Iannis XENAKIS (1922-2001)
Complete Cello Works
Nomos Alpha (1966) [19:13]
Charisma (1971) [4:31]
Kottos (1977) [10:33]
Epicycles (1989) [12:27]
Paille In the Wind (1992) [5:15]
Hunem-Iduhey (1996) [3:19]
Roscobeck (1996) [7:46]
Dhipli Zyia (1951) [4:52]
Arne Deforce (cello)
Ensemble Fabrik/James Wood
rec. Concertgebouw Bruges, 2 June, 5 July 2010; Cologne, 23 September 2010 (Epicycles).
AEON AECD 1109 [67:56]
Iannis Xenakis had a natural affinity for numbers and mathematical concepts.
His relationships with musical instruments were a little more complex. His works
for solo instruments usually fit under the fingers, but their idiomatic qualities
are rarely based on a deep understanding of the repertoire. Xenakis also had
a perverse interest in creating technical difficulties for players to negotiate.
And you don't do that by just writing lots of notes, it takes a real understanding
of what is possible to play and what is not if you are planning to position
your music squarely on the border between the two.

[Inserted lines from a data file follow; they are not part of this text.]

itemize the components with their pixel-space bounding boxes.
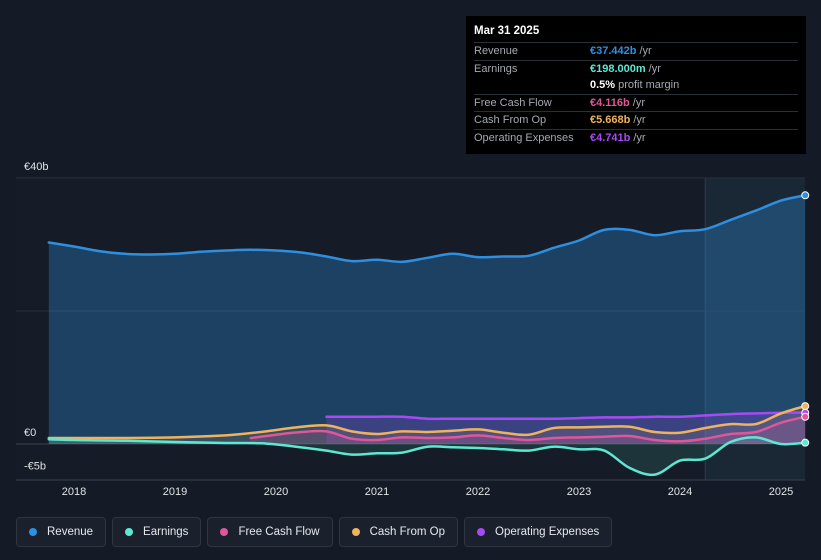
revenue-line — [47, 194, 807, 264]
tooltip-row-unit: /yr — [633, 131, 646, 144]
tooltip-row-unit: /yr — [648, 62, 661, 75]
tooltip-row: Cash From Op €5.668b/yr — [474, 111, 798, 129]
operating-expenses-line — [325, 411, 807, 421]
tooltip-panel: Mar 31 2025 Revenue €37.442b/yr Earnings €1… — [466, 16, 806, 154]
tooltip-row: Earnings €198.000m/yr — [474, 59, 798, 78]
tooltip-row-value: 0.5% — [590, 79, 616, 91]
tooltip-row-label: Free Cash Flow — [474, 96, 552, 109]
legend-item-cash-from-op[interactable]: Cash From Op — [338, 517, 459, 547]
legend-label: Earnings — [143, 526, 189, 538]
legend-dot-icon — [351, 528, 360, 536]
tooltip-row-label: Operating Expenses — [474, 131, 574, 144]
tooltip-row-label: Revenue — [474, 45, 519, 57]
legend-label: Cash From Op — [369, 526, 446, 538]
legend-dot-icon — [220, 528, 229, 536]
free-cash-flow-endpoint — [801, 412, 810, 421]
legend-item-earnings[interactable]: Earnings — [112, 517, 202, 547]
cash-from-op-line — [47, 404, 807, 440]
earnings-endpoint — [801, 438, 810, 447]
x-tick-label: 2025 — [769, 486, 793, 498]
legend: Revenue Earnings Free Cash Flow Cash From O… — [16, 517, 613, 547]
recent-period-highlight — [705, 178, 805, 480]
tooltip-row: Operating Expenses €4.741b/yr — [474, 128, 798, 147]
legend-item-operating-expenses[interactable]: Operating Expenses — [464, 517, 613, 547]
earnings-line — [47, 436, 807, 477]
free-cash-flow-line — [249, 415, 807, 443]
tooltip-rows: Revenue €37.442b/yr Earnings €198.000m/yr 0.… — [474, 42, 798, 146]
series-endpoints — [801, 191, 810, 447]
legend-label: Operating Expenses — [495, 526, 600, 538]
x-axis-labels: 2018 2019 2020 2021 2022 2023 2024 2025 — [62, 486, 793, 498]
legend-label: Revenue — [47, 526, 94, 538]
legend-dot-icon — [125, 528, 134, 536]
revenue-area — [48, 195, 806, 444]
revenue-endpoint — [801, 191, 810, 200]
y-tick-label: €40b — [24, 161, 48, 173]
tooltip-row: 0.5% profit margin — [474, 77, 798, 94]
earnings-area — [48, 437, 806, 475]
tooltip-row: Revenue €37.442b/yr — [474, 42, 798, 60]
series-lines — [47, 194, 807, 477]
gridlines — [16, 177, 805, 481]
tooltip-row-unit: /yr — [639, 45, 652, 57]
legend-dot-icon — [477, 528, 486, 536]
tooltip-row-value: €5.668b — [590, 114, 631, 126]
tooltip-row-value: €198.000m — [590, 62, 646, 75]
legend-dot-icon — [29, 528, 37, 536]
tooltip-row-value: €37.442b — [590, 45, 637, 57]
x-tick-label: 2018 — [62, 486, 86, 498]
tooltip-row-label: Cash From Op — [474, 114, 547, 126]
tooltip-row-value: €4.741b — [590, 131, 631, 144]
tooltip-row-label: Earnings — [474, 62, 518, 75]
plot-background — [16, 178, 805, 480]
x-tick-label: 2019 — [163, 486, 187, 498]
cash-from-op-endpoint — [801, 402, 810, 411]
x-tick-label: 2024 — [668, 486, 692, 498]
x-tick-label: 2021 — [365, 486, 389, 498]
free-cash-flow-area — [250, 416, 806, 444]
tooltip-row-unit: /yr — [633, 114, 646, 126]
y-axis-labels: €40b €0 -€5b — [24, 161, 48, 472]
x-tick-label: 2020 — [264, 486, 288, 498]
legend-item-revenue[interactable]: Revenue — [16, 517, 107, 547]
tooltip-date: Mar 31 2025 — [474, 25, 540, 37]
y-tick-label: €0 — [24, 427, 36, 439]
tooltip-row-label — [474, 77, 590, 94]
legend-item-free-cash-flow[interactable]: Free Cash Flow — [207, 517, 333, 547]
tooltip-row-value: €4.116b — [590, 96, 630, 109]
x-tick-label: 2023 — [567, 486, 591, 498]
tooltip-row-unit: /yr — [632, 96, 645, 109]
tooltip-row: Free Cash Flow €4.116b/yr — [474, 93, 798, 112]
legend-label: Free Cash Flow — [238, 526, 320, 538]
x-tick-label: 2022 — [466, 486, 490, 498]
chart: €40b€0-€5b 2018 2019 2020 2021 2022 2023 2024 2… — [16, 161, 810, 498]
y-tick-label: -€5b — [24, 460, 46, 472]
tooltip-row-unit: profit margin — [618, 79, 680, 91]
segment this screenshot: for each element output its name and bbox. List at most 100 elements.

The works on this disc span the second half of the 20th century and
give a taste of every period in Xenakis's career. The quality and interest peak
in the 1960s and then go into slow decline. The most famous work on the disc,
and deservedly so, is Nomos Alpha written in 1966. This is one of his
greatest masterpieces and by any estimation deserves a place among the top few
cello works of the 20th century. The mathematical principles on which
it is based are derived from successive projections of a rotating cube. Or at
least I think that is what's going on; the liner notes are mercifully vague
when it comes to the technical end of things. But you don't need any knowledge
of maths to enjoy this. As with many of Xenakis's string works, Nomos Alpha
calls for heavy scraping on the strings and includes lots of tremolo glissando.

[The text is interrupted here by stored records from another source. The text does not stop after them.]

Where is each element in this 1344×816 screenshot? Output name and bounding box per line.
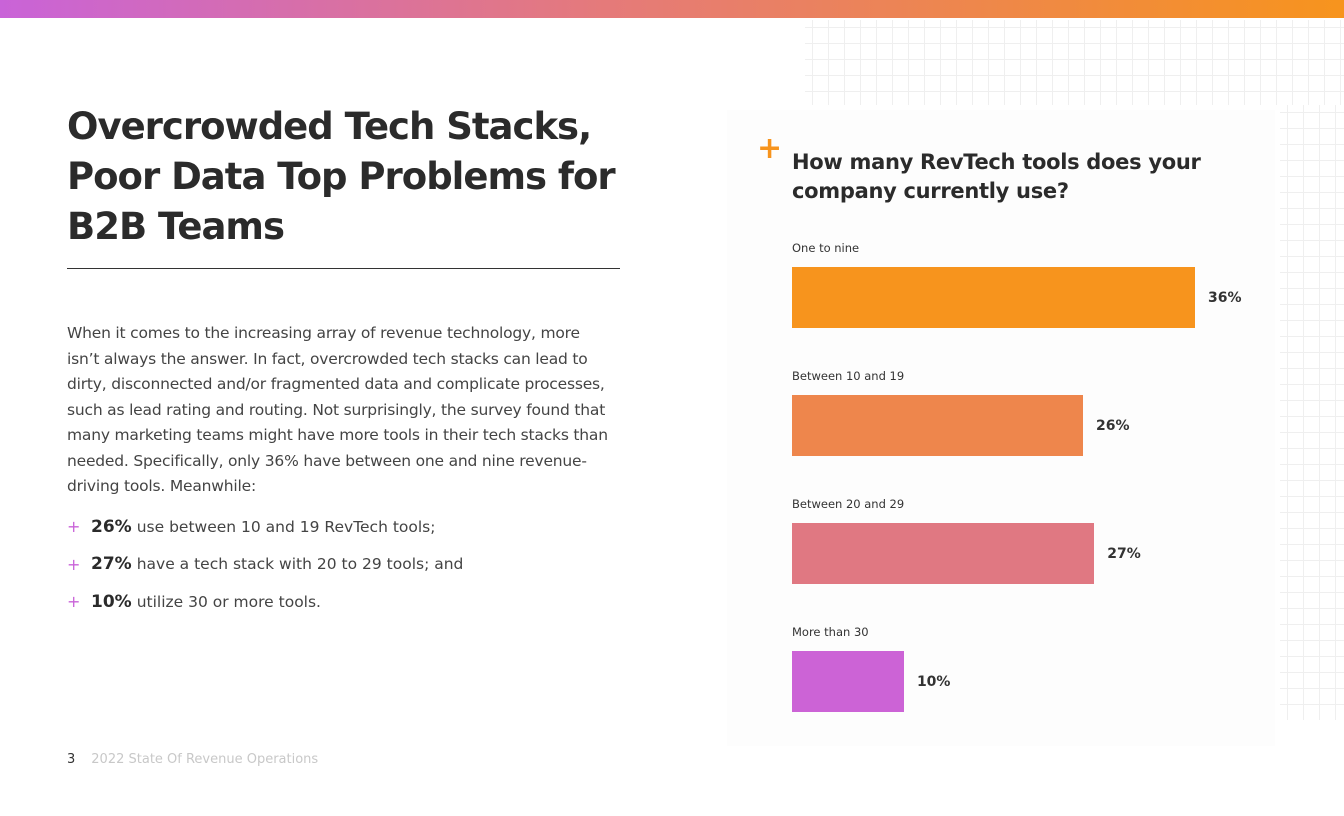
- category-label: Between 10 and 19: [792, 369, 905, 383]
- list-item: +27% have a tech stack with 20 to 29 tool…: [67, 546, 627, 584]
- bar: [792, 395, 1084, 456]
- page-number: 3: [67, 752, 76, 767]
- bullet-stat: 27%: [91, 554, 132, 575]
- chart-title: How many RevTech tools does your company…: [792, 150, 1201, 203]
- bullet-list: +26% use between 10 and 19 RevTech tools;…: [67, 508, 627, 621]
- decorative-plus-pattern: [1280, 105, 1344, 720]
- divider: [67, 268, 620, 269]
- page-title: Overcrowded Tech Stacks, Poor Data Top P…: [67, 105, 616, 248]
- category-label: One to nine: [792, 241, 860, 255]
- footer-title: 2022 State Of Revenue Operations: [91, 752, 319, 767]
- decorative-plus-pattern: [805, 20, 1344, 105]
- bar: [792, 267, 1195, 328]
- data-label: 10%: [916, 674, 951, 690]
- body-paragraph: When it comes to the increasing array of…: [67, 324, 608, 495]
- list-item: +10% utilize 30 or more tools.: [67, 583, 627, 621]
- data-label: 27%: [1107, 546, 1141, 562]
- plus-icon: +: [67, 554, 81, 574]
- plus-icon: +: [67, 592, 81, 612]
- bullet-text: utilize 30 or more tools.: [136, 592, 321, 611]
- bar: [792, 523, 1095, 584]
- data-label: 26%: [1096, 418, 1130, 434]
- bullet-text: have a tech stack with 20 to 29 tools; a…: [136, 555, 464, 574]
- category-label: Between 20 and 29: [792, 497, 905, 511]
- bar: [792, 651, 904, 712]
- bullet-stat: 26%: [91, 516, 132, 537]
- list-item: +26% use between 10 and 19 RevTech tools;: [67, 508, 627, 546]
- top-gradient-bar: [0, 0, 1344, 18]
- bullet-text: use between 10 and 19 RevTech tools;: [136, 517, 436, 536]
- bullet-stat: 10%: [91, 591, 132, 612]
- plus-icon: +: [757, 131, 783, 166]
- data-label: 36%: [1208, 290, 1242, 306]
- plus-icon: +: [67, 517, 81, 537]
- category-label: More than 30: [792, 625, 869, 639]
- footer: 3 2022 State Of Revenue Operations: [67, 752, 318, 767]
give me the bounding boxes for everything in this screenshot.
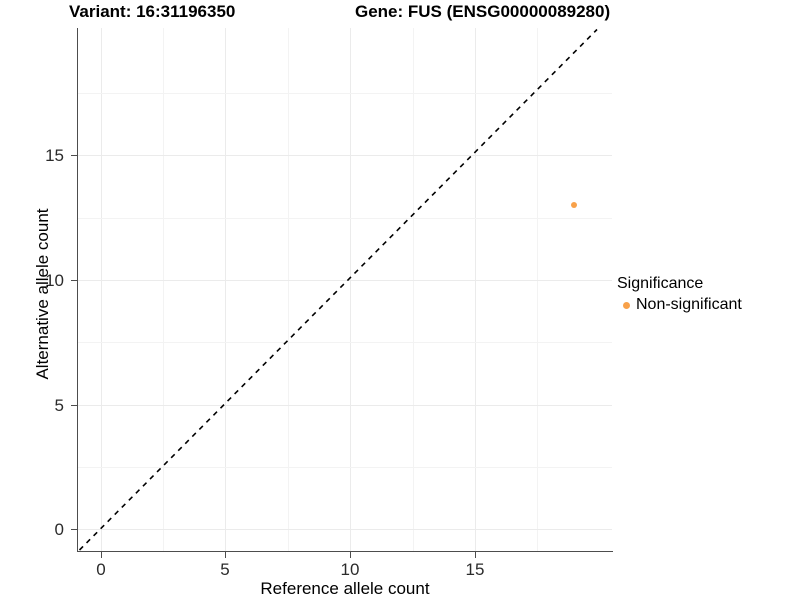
x-axis-tick-label: 10 (340, 560, 360, 579)
y-axis-tick-label: 10 (45, 271, 64, 290)
data-point[interactable] (571, 202, 577, 208)
gridline-minor-horizontal (78, 342, 612, 343)
x-axis-title: Reference allele count (260, 579, 430, 598)
gridline-major-horizontal (78, 405, 612, 406)
y-axis-tick-label: 0 (54, 520, 64, 539)
x-axis-tick-label: 0 (96, 560, 106, 579)
x-axis-tick-label: 5 (220, 560, 230, 579)
y-axis-line (77, 28, 78, 552)
legend-title: Significance (617, 275, 704, 292)
gridline-minor-vertical (288, 28, 289, 551)
gridline-major-horizontal (78, 155, 612, 156)
chart-title-bar: Variant: 16:31196350 Gene: FUS (ENSG0000… (0, 0, 800, 28)
identity-reference-line (78, 28, 598, 551)
gridline-minor-vertical (163, 28, 164, 551)
gridline-major-vertical (101, 28, 102, 551)
y-axis-tick (71, 529, 77, 530)
gridline-major-vertical (350, 28, 351, 551)
x-axis-tick (225, 552, 226, 558)
x-axis-line (78, 551, 613, 552)
gridline-major-vertical (225, 28, 226, 551)
gene-title: Gene: FUS (ENSG00000089280) (355, 2, 611, 21)
gridline-major-horizontal (78, 529, 612, 530)
x-axis-tick (350, 552, 351, 558)
diagonal-dashed-line (78, 28, 598, 551)
gridline-minor-horizontal (78, 93, 612, 94)
legend-item-label: Non-significant (636, 296, 742, 313)
y-axis-tick-label: 5 (54, 396, 64, 415)
y-axis-title: Alternative allele count (33, 208, 52, 380)
plot-panel (78, 28, 612, 551)
gridline-major-horizontal (78, 280, 612, 281)
legend: Significance Non-significant (617, 274, 795, 316)
gridline-minor-horizontal (78, 218, 612, 219)
x-axis-tick (475, 552, 476, 558)
x-axis-tick-label: 15 (465, 560, 485, 579)
x-axis-tick (101, 552, 102, 558)
gridline-minor-vertical (413, 28, 414, 551)
gridline-minor-vertical (537, 28, 538, 551)
y-axis-tick (71, 280, 77, 281)
gridline-major-vertical (475, 28, 476, 551)
orange-dot-icon (622, 301, 630, 309)
legend-key-icon (617, 296, 635, 314)
y-axis-tick (71, 155, 77, 156)
legend-item-non-significant[interactable]: Non-significant (617, 294, 795, 316)
gridline-minor-horizontal (78, 467, 612, 468)
variant-title: Variant: 16:31196350 (69, 2, 236, 21)
y-axis-tick (71, 405, 77, 406)
data-points-layer (78, 28, 612, 551)
y-axis-tick-label: 15 (45, 146, 64, 165)
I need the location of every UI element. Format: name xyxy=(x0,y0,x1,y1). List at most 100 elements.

So the music is always in a state of flux, either from the continuously changing
pitch or through movement across the continuum between noise and sound. The
technical challenges here are just extraordinary. At the end, for example, the
cello plays a series of scales in contrary motion on artificial harmonics. The
mind boggles trying to imagine the contortions the cellist's left hand must
go through to achieve those.
None of the other works on the disc quite match this opening track for invention
or originality. The two tracks that follow - Charisma for cello and clarinet
and Kottos again for solo cello - are unremittingly aggressive. Xenakis
chooses performance techniques that are going to produce the most abrasive sounds
and pursues them doggedly. There is musical interest to be had here, but it
takes some work.
Epicycles for cello and 12 instruments is similarly unrelenting. The block
chords from the brass here resemble those in Eonta. That work succeeds
because the lack of rhythmic interest in the brass is more than compensated
for by the piano. Here the solo cello line also lacks rhythmic invention, as
if the composer's interests lie only in his harmonic elaborations. Interesting
as they are, they don't make up for monotony of rhythm and orchestration.

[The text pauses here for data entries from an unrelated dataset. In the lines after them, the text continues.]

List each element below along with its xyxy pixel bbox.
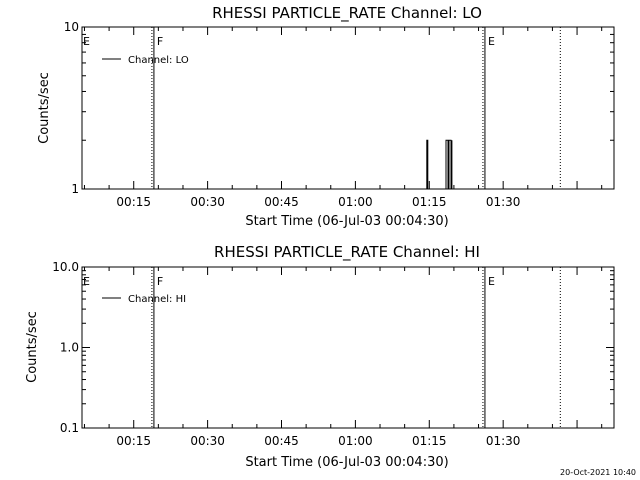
x-tick-label: 00:30 — [190, 195, 225, 209]
x-tick-label: 01:15 — [412, 434, 447, 448]
y-tick-label: 1.0 — [60, 341, 79, 355]
x-tick-label: 01:00 — [338, 434, 373, 448]
marker-label: F — [157, 275, 163, 288]
x-tick-label: 00:15 — [116, 195, 151, 209]
legend-label-lo: Channel: LO — [128, 55, 189, 66]
marker-label: E — [83, 275, 90, 288]
plot-frame — [81, 26, 615, 190]
panel-hi: RHESSI PARTICLE_RATE Channel: HI Start T… — [25, 243, 615, 470]
chart-title-lo: RHESSI PARTICLE_RATE Channel: LO — [212, 4, 482, 23]
x-tick-label: 00:30 — [190, 434, 225, 448]
marker-label: E — [83, 35, 90, 48]
chart-title-hi: RHESSI PARTICLE_RATE Channel: HI — [214, 243, 480, 262]
marker-label: E — [488, 275, 495, 288]
legend-label-hi: Channel: HI — [128, 294, 186, 305]
y-tick-label: 1 — [71, 182, 79, 196]
x-tick-label: 01:15 — [412, 195, 447, 209]
x-axis-label-lo: Start Time (06-Jul-03 00:04:30) — [245, 214, 448, 229]
x-tick-label: 00:15 — [116, 434, 151, 448]
footer-timestamp: 20-Oct-2021 10:40 — [560, 468, 636, 477]
y-tick-label: 10.0 — [52, 260, 79, 274]
plot-frame — [81, 266, 615, 429]
panel-lo: RHESSI PARTICLE_RATE Channel: LO Start T… — [37, 4, 615, 229]
y-tick-label: 10 — [64, 20, 79, 34]
series-line — [426, 139, 453, 190]
x-axis-label-hi: Start Time (06-Jul-03 00:04:30) — [245, 455, 448, 470]
x-tick-label: 00:45 — [264, 195, 299, 209]
y-axis-label-hi: Counts/sec — [25, 311, 40, 383]
y-tick-label: 0.1 — [60, 421, 79, 435]
x-tick-label: 01:30 — [486, 195, 521, 209]
marker-label: F — [157, 35, 163, 48]
marker-label: E — [488, 35, 495, 48]
x-tick-label: 00:45 — [264, 434, 299, 448]
x-tick-label: 01:30 — [486, 434, 521, 448]
x-tick-label: 01:00 — [338, 195, 373, 209]
y-axis-label-lo: Counts/sec — [37, 72, 52, 144]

Roscobeck, a more recent work from 1996, achieves an impressive feat by
combining cello with double bass and coming up with a range of musical textures
and ideas that justify the pairing. The high quality of the sound reproduction
helps to clearly articulate these bass textures. The balance is kept even down
at the bottom, with no extraneous bass amplification, all the better to admire
these strange timbral combinations.
The programme ends with an early work, Dhipli Zyia. This shows another
side to Xenakis, one that is closer to Bartók than to the post-war avant-garde.
The piece never quite breaks out into a folksong but always feels like it is
No great technical challenges on this last track, but by this point cellist
Arne Deforce has earned the right to rest on his laurels. The cello playing
throughout is excellent, especially when you consider the astonishing challenges
the composer sets. The cellist, his various collaborators, and the sound engineers
all make a good job of the brutal noise-like textures, and the sound of the
cello always has a visceral immediacy, even though the microphones are usually
placed a reasonable distance back.
The first track of this disc is more than enough to recommend it, and the endless
fascination of Xenakis's score repays multiple listenings, especially with a
performance and recording of this quality. The other works are only likely to
be of interest to already committed Xenakis fans. Although if you really want
to get your head around the relationships between higher mathematics and Modern
music, this would be a great place to start.
A great place to start if you want to get your head around the relationships
between higher mathematics and Modern music.